Remittances: A Measure of U.S. Support for Development?

Thursday, May 22nd, 2008

The Index of Global Philanthropy 2008 (mentioned in my previous post) tries to take a comprehensive approach to tracking funding flows and has developed a measure called “U.S. economic engagement.”  It includes official development assistance (ODA); private giving through foundations, NGO/private voluntary organizations, universities and colleges, and faith-based groups; private capital flows; and remittances from immigrants back to their home country.

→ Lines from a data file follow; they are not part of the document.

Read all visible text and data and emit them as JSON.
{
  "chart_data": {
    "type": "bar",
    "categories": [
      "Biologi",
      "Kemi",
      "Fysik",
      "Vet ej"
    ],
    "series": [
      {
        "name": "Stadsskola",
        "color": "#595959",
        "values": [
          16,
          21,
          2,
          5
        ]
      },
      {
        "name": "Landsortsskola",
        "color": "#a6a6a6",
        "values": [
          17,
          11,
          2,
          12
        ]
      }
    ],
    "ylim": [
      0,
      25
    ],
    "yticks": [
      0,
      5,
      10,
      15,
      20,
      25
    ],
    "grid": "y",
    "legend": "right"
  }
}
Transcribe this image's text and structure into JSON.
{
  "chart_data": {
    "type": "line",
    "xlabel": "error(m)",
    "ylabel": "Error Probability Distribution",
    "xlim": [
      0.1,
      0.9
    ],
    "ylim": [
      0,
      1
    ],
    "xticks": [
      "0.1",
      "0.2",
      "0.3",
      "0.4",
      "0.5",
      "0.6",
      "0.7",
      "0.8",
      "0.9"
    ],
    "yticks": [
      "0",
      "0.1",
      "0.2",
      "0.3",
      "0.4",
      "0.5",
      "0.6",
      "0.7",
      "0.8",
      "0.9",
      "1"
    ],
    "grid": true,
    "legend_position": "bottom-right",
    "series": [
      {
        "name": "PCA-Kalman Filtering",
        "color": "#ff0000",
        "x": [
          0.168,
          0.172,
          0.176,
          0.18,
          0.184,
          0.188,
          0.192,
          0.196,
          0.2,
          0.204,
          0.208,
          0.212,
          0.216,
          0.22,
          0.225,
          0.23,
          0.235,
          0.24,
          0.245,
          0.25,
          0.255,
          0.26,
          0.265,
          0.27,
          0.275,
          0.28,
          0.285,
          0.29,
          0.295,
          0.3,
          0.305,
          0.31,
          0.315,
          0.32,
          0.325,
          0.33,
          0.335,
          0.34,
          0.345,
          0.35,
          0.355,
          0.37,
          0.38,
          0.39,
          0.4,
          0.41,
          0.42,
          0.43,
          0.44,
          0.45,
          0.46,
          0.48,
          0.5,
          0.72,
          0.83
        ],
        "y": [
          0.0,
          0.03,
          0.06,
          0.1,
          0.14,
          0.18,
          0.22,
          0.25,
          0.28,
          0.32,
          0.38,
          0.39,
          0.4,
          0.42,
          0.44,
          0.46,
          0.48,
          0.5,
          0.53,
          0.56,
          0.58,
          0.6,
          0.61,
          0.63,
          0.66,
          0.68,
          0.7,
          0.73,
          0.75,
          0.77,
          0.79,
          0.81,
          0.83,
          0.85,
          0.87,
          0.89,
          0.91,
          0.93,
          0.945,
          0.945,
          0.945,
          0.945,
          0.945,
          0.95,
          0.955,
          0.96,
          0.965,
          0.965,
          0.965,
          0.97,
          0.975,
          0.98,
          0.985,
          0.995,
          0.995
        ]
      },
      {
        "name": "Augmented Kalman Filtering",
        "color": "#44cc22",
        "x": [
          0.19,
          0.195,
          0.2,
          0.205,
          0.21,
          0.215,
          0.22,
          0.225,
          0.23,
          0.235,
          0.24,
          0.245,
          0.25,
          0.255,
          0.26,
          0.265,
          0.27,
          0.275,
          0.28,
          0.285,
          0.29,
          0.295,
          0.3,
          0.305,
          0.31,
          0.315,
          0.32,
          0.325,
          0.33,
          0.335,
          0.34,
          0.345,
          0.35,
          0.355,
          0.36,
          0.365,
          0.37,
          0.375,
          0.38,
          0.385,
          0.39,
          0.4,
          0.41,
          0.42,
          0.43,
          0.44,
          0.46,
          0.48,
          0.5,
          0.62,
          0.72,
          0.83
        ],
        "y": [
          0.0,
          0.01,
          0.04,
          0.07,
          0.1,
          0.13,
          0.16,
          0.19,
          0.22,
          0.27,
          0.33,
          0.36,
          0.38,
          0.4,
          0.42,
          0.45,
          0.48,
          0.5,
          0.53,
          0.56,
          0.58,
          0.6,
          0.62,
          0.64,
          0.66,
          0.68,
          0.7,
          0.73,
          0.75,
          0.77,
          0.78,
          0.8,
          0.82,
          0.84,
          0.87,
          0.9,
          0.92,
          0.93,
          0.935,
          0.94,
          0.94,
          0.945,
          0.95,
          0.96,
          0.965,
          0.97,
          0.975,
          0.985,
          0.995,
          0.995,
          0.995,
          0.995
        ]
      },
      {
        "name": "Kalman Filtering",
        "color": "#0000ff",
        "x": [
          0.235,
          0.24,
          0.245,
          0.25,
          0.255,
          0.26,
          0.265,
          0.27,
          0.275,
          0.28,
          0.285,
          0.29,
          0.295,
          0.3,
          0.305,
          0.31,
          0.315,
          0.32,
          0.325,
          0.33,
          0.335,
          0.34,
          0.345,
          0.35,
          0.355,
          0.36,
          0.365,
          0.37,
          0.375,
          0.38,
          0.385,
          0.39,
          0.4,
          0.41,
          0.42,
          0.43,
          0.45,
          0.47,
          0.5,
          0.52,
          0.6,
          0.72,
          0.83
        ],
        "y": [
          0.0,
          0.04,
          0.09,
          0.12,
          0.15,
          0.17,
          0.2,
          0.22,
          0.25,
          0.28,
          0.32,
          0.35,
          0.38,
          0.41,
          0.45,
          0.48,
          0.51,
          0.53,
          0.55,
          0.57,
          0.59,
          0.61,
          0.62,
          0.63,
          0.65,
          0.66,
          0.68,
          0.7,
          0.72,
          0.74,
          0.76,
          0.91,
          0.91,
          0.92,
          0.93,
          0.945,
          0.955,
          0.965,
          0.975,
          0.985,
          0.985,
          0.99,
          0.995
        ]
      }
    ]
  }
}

While remittances undeniably have developmental impact, and are philanthropic in nature, I think it’s wrong to include them in a philanthropic index focused on development.  Most remittances go from family member to family member, while the other categories track flows between unrelated entities.  I don’t think we’d consider it development assistance (or “economic engagement”) from France to the U.S. if I were living and working in Paris and sending money home to support my parents or siblings.   The fact that the U.S. does not consider many of those sending the money to be “legal” gives the U.S. credit for stimulating development in other countries where little is due.  

Some remittances are for specific community purposes, such as the building of a local church or school.  These seem more analagous to the other types of funding measured by the Index, but would be very difficult to separate out.  The Index could include the funds that flow through hometown associations (organizations of immigrants based in the U.S. that raise funds for their hometown)  but I wonder if this would be significant. 

While it might be argued that remittances are more efficient at improving human development than aid, this demonstrates that development could occur more rapidly and effectively if labor were able to cross borders more freely.  I don’t think it counts as an increase in U.S. economic engagement supporting development. 

CORRECTION:  In my last post, I incorrectly stated that the Index did not provide its methodology for avoiding the double-counting of private foundation grants within NGO budgets.  It’s on page 69.  Basically they looked at grants listed by the Foundation Center that went to the 200 largest NGOs, and subtracted out those grants meant to be used in developing countries. 

How Much Really?

Tuesday, May 20th, 2008

The private giving numbers cited in the Brookings report of the last post come from an essay by Homi Kharas, The New Reality of Aid.  Kharas sifts through the published data to estimate just how much money given as “development assistance” is actually reaching the poor.

By his estimation, once debt relief (which is really a transfer between one branch of a donor government to another), emergency and technical assistance, and administrative overhead are discounted, only about 37% of the total aid given by the 22 traditional Western government donors can be considered “net development aid.”  Thus, out of the more than $100 billion that these governments publicized as aid in 2005, only about $38 billion was left over to be put to use in poor communities. 

In similiar fashion, Kharas tries to assess how much in private contributions is reaching the ground.  He groups together private foundations like Gates and Rockefeller with international development NGOs like Oxfam and CARE.  While in doing so, he admits to trying to avoid double-counting grants from the private foundations that go to the NGOs in question, but doesn’t elaborate on the methods used.   It’s also unclear if his analysis subtracts out the government support that NGOs receive (government funds made up 61% of CARE USA’s budget for FY 2005-2006, for example).  And where is embedded giving - i.e., funds collected by (Product) RED and other point-of-sale fund raisers - which is notoriously hard to track?

The Index of Global Philanthropy 2008, published by the Center for Global Prosperity at the Hudson Institute, arrives at similar figures, at least for U.S. private philanthropy (though no hint either how they avoid double-counting among foundations, NGOs, and faith-based groups).   It’s probably safe to say that the trend is unmistakable: private giving is gaining on and maybe even outstripping official government assistance.   How much of either is really reaching the poor is still a guess at best.